When you look at the districts hit hardest, Belcheragh stands out immediately. Local police spokesman Karim Yurish confirmed that a nighttime assault caused a district collapse there, leaving security forces overwhelmed before help could arrive.
The Taliban also pressed against the Kolyan strategic area, a location controlling key supply routes that connected government-held positions across the province. By targeting these chokepoints, they disrupted movement and isolated remote villages from provincial support.
Checkpoints protecting road networks became prime targets precisely because losing them cut reinforcement lines. The Taliban didn't strike randomly—they attacked positions where geography guaranteed defenders would stand alone. This deliberate exploitation of geographic isolation to overwhelm defenders mirrors historical disasters like the Halifax Explosion, where fragmented emergency response across a sprawling affected area left communities without timely aid.

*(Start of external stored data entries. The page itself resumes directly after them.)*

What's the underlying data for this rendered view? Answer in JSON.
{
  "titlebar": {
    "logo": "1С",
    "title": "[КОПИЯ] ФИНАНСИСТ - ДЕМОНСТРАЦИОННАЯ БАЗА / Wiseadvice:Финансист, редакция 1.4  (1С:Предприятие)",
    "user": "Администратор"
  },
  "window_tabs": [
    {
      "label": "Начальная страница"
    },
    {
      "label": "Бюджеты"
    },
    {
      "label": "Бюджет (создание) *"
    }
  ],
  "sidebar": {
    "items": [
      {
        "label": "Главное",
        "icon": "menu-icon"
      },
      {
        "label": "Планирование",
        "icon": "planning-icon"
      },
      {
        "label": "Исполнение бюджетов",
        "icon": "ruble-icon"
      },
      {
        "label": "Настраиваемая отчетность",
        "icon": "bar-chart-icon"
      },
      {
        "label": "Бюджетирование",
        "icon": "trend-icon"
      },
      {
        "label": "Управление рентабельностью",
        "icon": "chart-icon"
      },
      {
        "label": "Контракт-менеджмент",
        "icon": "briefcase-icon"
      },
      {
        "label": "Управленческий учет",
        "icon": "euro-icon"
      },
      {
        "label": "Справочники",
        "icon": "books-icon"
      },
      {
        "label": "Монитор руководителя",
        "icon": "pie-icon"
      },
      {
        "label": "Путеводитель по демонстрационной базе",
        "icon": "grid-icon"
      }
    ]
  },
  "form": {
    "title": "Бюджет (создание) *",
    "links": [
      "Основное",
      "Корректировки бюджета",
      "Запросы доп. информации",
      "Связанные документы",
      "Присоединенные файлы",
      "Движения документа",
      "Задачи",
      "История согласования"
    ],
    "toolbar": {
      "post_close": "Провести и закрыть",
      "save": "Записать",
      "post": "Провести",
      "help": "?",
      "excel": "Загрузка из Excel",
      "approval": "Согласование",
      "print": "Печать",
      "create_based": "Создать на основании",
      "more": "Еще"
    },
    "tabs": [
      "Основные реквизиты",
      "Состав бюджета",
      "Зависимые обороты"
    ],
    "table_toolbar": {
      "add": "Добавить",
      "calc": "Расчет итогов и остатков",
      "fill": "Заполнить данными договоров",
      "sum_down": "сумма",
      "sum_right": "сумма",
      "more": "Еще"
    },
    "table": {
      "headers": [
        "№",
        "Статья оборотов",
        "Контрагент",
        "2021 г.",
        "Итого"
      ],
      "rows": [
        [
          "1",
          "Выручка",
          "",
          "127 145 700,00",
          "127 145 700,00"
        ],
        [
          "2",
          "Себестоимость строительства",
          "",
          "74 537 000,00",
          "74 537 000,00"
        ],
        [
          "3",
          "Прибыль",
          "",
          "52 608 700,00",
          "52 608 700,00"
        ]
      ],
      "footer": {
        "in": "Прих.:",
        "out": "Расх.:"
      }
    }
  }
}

How Faryab's Isolated Outposts Made Taliban Raids Lethal
Knowing which districts and checkpoints the Taliban targeted only tells part of the story—understanding why those raids succeeded so consistently points directly to the physical reality of isolated outposts.
When you place small police units in rural positions cut off from reinforcements, you've already accepted significant risk. Faryab's broken supply routes meant ammunition, food, and medical support couldn't reach defenders quickly. Local clinics were too far away to matter once a firefight started. Taliban fighters knew that nighttime assaults on these positions would expire before help arrived. You couldn't call for backup and expect it within the critical window. That structural vulnerability—not just Taliban firepower—turned raids into routs, leaving police units overwhelmed before provincial commanders could mount any meaningful response.
Why Faryab Was Central to the Taliban's 2018 Campaign
While southern provinces like Helmand and Kandahar traditionally dominated Taliban strategy, Faryab's position in the northwest made it a valuable second front. You can see why the Taliban prioritized it by examining what control there actually meant:
- Trade routes: Holding key corridors disrupted government logistics and expanded insurgent mobility across the north.
- Ethnic dynamics: Faryab's diverse population created political fault lines the Taliban actively exploited to undermine local governance.
- Strategic overextension: Forcing Afghan security forces to defend multiple northern fronts stretched resources dangerously thin.
Just as large-scale migrations like the Doukhobors arriving in Canada demonstrated how mass movement of people reshapes political and territorial realities, the Taliban's push into Faryab similarly reflected a calculated effort to redraw the effective boundaries of state control in Afghanistan.